The Reduce operation is duplicate elimination. This operation is associative
and commutative, so a combiner associated with each Map task can
eliminate whatever duplicates are produced locally.
However, the Reduce tasks are still needed to eliminate two identical tuples
coming from different Map tasks.
c
5 Union, Intersection and Difference by MapReduce
1 Union
For union operation, both the relations R and S need to have the same
schema.
Map tasks will be assigned chunks from either R or S relation.
The Map tasks do not really do anything except pass their input tuple as
key–value pairs to the Reduce tasks.
Reducer is used to eliminate duplicates.
Mappers are fed by all tuples of two sets to be united.
Reducer is used to eliminate duplicates.
1. The Map Function: Turn each input tuple t into a key–value pair (t, t).
2. The Reduce Function: Associated with each key t there will be either one
or two values. Produce output (t, t) in either case.
2 Intersection
Mappers are fed by all tuples of both R and S relations to be intersected.
Reducer emits only tuples that occurred twice.
It is possible only if both the sets contain this tuple because tuples include
primary key and can occur in one set only once in each relation.
To compute the intersection, we can use the same the Map function. However,
the Reduce function must produce a tuple only if both relations have the tuple.
If the key t has a list of two values [t, t] associated with it, then the Reduce task
for t should produce (t, t).
However, if the value-list associated with key t is just [t], then one of R and S is
missing t, so we do not want to produce a tuple for the intersection.
1. The Map function: Turn each tuple t into a key–value pair (t, t).
2. The Reduce function: If key t has value list [t, t], then produce (t, t).

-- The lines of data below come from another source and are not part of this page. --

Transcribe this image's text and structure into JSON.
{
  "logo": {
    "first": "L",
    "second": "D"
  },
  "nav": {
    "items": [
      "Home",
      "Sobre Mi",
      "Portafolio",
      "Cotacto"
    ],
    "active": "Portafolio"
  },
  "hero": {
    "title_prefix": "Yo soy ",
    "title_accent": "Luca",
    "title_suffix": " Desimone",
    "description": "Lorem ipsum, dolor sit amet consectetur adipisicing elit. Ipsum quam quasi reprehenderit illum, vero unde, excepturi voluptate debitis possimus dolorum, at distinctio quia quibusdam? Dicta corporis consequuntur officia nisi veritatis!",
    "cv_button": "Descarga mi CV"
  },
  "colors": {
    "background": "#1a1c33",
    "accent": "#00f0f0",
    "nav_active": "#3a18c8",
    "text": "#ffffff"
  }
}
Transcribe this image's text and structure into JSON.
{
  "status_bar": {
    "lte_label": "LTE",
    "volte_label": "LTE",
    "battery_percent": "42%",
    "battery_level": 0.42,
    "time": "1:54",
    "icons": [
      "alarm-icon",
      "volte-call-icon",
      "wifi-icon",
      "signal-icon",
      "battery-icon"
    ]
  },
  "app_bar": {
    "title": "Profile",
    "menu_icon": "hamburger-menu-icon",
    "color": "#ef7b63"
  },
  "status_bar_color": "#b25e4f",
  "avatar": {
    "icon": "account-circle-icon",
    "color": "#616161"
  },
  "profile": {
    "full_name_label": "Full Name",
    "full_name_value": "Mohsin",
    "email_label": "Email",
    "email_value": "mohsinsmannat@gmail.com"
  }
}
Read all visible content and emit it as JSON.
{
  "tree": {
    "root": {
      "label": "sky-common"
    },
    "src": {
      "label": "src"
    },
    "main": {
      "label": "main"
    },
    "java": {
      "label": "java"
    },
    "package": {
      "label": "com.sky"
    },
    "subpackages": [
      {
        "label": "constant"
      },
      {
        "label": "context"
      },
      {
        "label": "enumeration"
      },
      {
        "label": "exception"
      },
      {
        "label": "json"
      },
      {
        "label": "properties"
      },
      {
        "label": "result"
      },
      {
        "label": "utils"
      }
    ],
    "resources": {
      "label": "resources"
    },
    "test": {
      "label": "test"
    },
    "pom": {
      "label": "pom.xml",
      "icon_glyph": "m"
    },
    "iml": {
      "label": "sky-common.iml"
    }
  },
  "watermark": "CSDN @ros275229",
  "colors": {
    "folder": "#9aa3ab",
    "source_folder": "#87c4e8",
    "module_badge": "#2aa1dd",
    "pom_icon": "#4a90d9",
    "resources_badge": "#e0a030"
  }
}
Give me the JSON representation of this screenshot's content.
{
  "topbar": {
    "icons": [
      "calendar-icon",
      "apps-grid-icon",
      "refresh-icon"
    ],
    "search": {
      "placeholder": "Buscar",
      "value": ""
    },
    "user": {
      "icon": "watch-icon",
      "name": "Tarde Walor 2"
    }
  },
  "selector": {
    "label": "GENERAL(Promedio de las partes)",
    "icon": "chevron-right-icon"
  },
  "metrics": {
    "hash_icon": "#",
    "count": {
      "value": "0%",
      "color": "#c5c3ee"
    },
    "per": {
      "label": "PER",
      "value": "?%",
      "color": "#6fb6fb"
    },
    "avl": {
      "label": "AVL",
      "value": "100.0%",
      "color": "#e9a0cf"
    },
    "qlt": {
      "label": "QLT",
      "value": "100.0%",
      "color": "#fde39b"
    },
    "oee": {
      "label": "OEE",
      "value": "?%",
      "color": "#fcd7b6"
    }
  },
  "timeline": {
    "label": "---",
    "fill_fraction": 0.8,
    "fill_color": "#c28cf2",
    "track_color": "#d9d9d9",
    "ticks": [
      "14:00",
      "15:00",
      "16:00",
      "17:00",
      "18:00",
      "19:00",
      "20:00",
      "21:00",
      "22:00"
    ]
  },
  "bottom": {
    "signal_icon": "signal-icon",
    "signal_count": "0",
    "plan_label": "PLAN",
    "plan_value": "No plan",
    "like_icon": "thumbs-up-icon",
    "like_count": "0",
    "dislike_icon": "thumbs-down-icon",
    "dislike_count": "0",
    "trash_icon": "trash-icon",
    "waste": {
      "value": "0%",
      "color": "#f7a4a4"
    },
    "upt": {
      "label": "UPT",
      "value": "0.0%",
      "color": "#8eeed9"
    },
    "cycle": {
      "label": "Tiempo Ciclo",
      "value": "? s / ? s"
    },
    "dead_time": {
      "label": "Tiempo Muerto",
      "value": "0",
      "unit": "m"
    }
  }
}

Otherwise, produce nothing.
3 Difference
The difference R - S a tuple t can appear in the output is if it is in
relation R, but not in relation S.
The Map function can pass tuples from R and S through, but must
inform the Reduce function whether the tuple came from R or S.
Using the relation as the value associated with the key t, the two
functions are specified as follows:
1. The Map function: For a tuple t in R, produce key–value pair (t, R),
and for a tuple t in S, produce key–value pair (t, S). Note that the
intent is that the value is the name of R or S and not the entire
relation.
2. The Reduce function: For each key t, if the associated value list is
[R], then produce (t, t). Otherwise, produce nothing.